Pour une Martinique sans pesticides.

— Par le professeur Gilles-Éric Séralini, Université de Caen-Normandie —
Je voudrais tout d’abord saluer toutes les Martiniquaises et les Martiniquais, sans exception, parce que vous avez un merveilleux pays qui a besoin d’être dépollué d’urgence afin de retrouver la splendeur qu’il mérite.

Jusqu’à ce jour, les multinationales, ils s’en sont servies comme déversoir de leurs stocks sur la production agricole de votre Martinique qui pourrait être absolument sublime avec ses fruits, ses végétaux et ses légumes.
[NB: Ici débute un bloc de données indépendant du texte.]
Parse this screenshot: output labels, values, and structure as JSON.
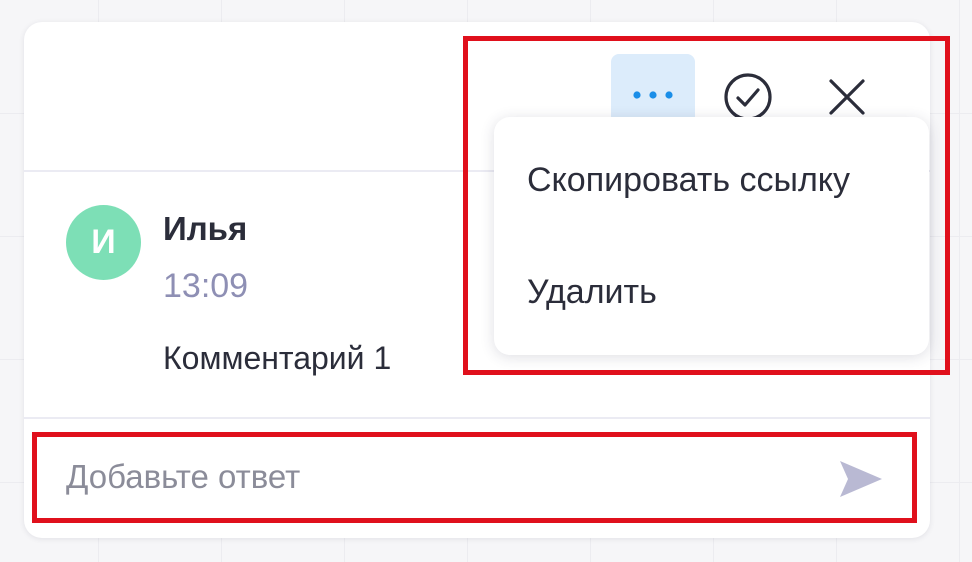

Des problèmes politiques ont permis, dans le cadre de l’agriculture intensive, ce laisser-faire dans les pratiques agricoles. Vous pourriez faire tout pousser chez vous, bien plus que la canne à sucre ou la banane et atteindre l’autosuffisance alimentaire.
Nous travaillons depuis des années avec l’association écologique Pour Une Martinique Autrement (PUMA), qui a bien raison d’insister sur le problème des cocktails de pesticides. Nous avons découvert que ce n’est pas simplement le Chlordécone qu’on a utilisé en Martinique, il n’a jamais été épandu seul, mais avec des poisons non déclarés dans ses bidons ; comme pour le Roundup, le principal pesticide du monde, ou le Paraquat, le DDT et de bien d’autres produits très toxiques qui l’ont accompagné.
Il y avait par exemple dans les bouteilles de certains de ces pesticides, des produits non déclarés, mais toxiques comme des Phtalates, des dérivés de pétrole, des métaux lourds, qui sont extrêmement toxiques.
Avec le Glyphosate, il y a aussi des poisons cachés dans les bouteilles de Roundup, en plus du Glyphosate, on a récemment découvert dedans encore des dérivés de pétrole extrêmement toxiques, l’arsenic, et d’autres métaux lourds. Donc, quand les politiques, que ce soit le Président de la République ou d’autres, nous déclarent : On va faire une étude sur le Chlordécone et le cancer de la prostate, alors que la cancérogénicité des produits à base de Chlordécone est déjà démontrée, ce n’est scientifiquement pas recevable, car beaucoup trop limité pour découvrir toute la vérité.
On perd de l’argent et du temps, on accumule les cercueils et les gens dans la détresse de la maladie sont abandonnés par l’État qui se sert de l’ignorance de la population en organisant des colloques scientifiques qui leurrent les non-initiés. On rembourse et subventionne les compagnies des pesticides plutôt que les malades.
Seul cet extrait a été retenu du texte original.